Located along Georgia’s Interstate 75, Cartersville is within the northwest edge of the Atlanta metropolitan area. Once known as Birmingham the city has a long and fascinating history. Cartersville is home to the Etowah Indian Mounds Historic Site which dates to 1000 A.D. The 54-acre site protects six earthen mounds which were once a village plaza, borrow pits and defensive ditch. Several thousand Native Americans from the Mississippian culture lived in the area from 1000-1500. Hand carved stone statues weighing up to 125 pounds with original paint have been found on the site along with numerous other archaeological artifacts. Early European settlers mistook the mounds as the remnants of the Cherokee who lived in the area at the time. The Etowah, however, were more likely ancestors of the Muscogee (named the Creeks by European settlers because their villages were always next to rivers or creeks) but their disappearance around the time that Da Vinci was painting the Mona Lisa remains a mystery.
With the banishment of the Cherokee and Creek nations during the notorious “Trail of Tears,” new settlers founded what they called Birmingham, after a city in England, in 1832. Fourteen years later the city adopted the name Cartersville after wealthy businessman Farish Carter. Unfortunately, the entire city, except for two wooden structures, was destroyed in Sherman’s “March to the Sea” during the Civil War. A Cartersville tutor can fill you in on everything you need to know about the war between the states. After the war the town was rebuilt and attracted new residents. The city incorporated as Cartersville in 1872 after attempts to change the name to Etowah failed. Beginning in 1924 with the boll weevil (an insect which feeds on cotton buds and flowers) infestation, Cartersville’s economy suffered until World War II lifted America out the Great Depression.

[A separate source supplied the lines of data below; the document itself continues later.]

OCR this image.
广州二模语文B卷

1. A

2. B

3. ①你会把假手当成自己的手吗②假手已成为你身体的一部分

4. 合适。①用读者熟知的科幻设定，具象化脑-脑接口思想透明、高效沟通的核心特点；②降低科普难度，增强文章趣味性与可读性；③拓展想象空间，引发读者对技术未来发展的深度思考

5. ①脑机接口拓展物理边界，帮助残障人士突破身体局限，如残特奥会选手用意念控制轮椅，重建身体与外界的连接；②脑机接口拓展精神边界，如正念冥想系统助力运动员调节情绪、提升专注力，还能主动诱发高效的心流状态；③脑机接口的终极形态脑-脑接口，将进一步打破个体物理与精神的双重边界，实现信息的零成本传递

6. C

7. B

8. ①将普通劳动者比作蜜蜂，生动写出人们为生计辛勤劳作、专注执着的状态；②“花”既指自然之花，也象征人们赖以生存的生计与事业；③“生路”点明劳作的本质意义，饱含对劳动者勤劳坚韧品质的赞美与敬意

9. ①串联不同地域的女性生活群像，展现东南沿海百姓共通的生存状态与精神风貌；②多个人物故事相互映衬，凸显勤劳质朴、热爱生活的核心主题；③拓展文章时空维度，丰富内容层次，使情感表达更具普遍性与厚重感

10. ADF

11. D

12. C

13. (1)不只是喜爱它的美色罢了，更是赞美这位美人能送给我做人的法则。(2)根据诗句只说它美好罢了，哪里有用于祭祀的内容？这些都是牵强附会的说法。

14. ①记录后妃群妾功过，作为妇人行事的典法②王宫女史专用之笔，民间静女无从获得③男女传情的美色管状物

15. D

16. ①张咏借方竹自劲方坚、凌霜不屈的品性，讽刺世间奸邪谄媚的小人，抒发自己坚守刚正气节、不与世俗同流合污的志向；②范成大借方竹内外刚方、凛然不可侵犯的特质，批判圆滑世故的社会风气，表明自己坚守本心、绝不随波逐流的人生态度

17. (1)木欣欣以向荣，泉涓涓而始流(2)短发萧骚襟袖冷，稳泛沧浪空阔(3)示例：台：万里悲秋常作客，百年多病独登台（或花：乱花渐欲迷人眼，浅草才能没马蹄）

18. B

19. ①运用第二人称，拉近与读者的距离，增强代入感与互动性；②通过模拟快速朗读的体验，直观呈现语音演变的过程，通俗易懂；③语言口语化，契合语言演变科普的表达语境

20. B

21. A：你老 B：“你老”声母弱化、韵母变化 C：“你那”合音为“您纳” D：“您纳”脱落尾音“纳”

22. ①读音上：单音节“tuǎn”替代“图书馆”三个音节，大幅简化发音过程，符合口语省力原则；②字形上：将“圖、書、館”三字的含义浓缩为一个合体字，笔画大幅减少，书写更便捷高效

One of the most popular natural destinations in Georgia, Red Top Mountain State Park draws thousands of visitors every year to the Cartersville area. A Cartersville tutor will certainly get you ahead of the acacemic curve so you can enjoy an adventure at Red Top. The mountain is surrounded on three sides by Allatoona Lake. Red Top Mountain gives tours of the mountain and the area’s iron mining tradition as well as offering gorgeous views of the lake. The park is also excellent for its swimming, water skiing and fishing. For hikers, the park hosts over 15 miles of winding trails through the forest, giving nature photographers plenty of scenic opportunities as well as access to a reconstructed nineteenth century homestead.

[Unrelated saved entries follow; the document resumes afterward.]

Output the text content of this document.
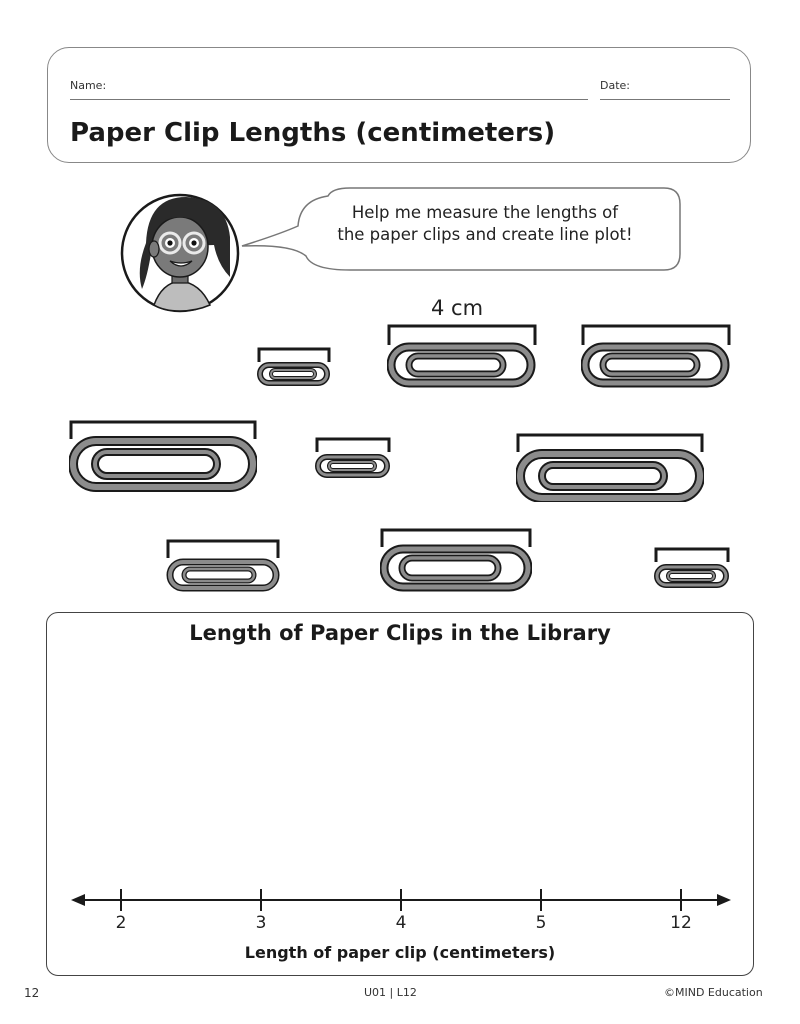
Name:	Date:
Paper Clip Lengths (centimeters)
Help me measure the lengths of
the paper clips and create line plot!
4 cm
Length of Paper Clips in the Library
2	3	4	5	12
Length of paper clip (centimeters)
12	U01 | L12	©MIND Education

Another historical attraction in the Cartersville area is the Roselawn Museum housed in the original Victorian which was the home of Samuel Porter Jones, an evangelical pastor whose post-Civil War teachings were embraced by many Americans. After the war Jones was instrumental in spreading the modern evangelical movement. Jones was so influential that he helped convert skeptical riverboat captain T.G. Ryman to the faith. Ryman went on to build Ryman Auditorium in Nashville, Tennessee for Jones’s sermons. The auditorium would later be famous as the home of the Grand Old Opry. Today, Roselawn features the works and memorabilia of Jones and Rebecca Latimer Felton, the first female member of the United States Senate.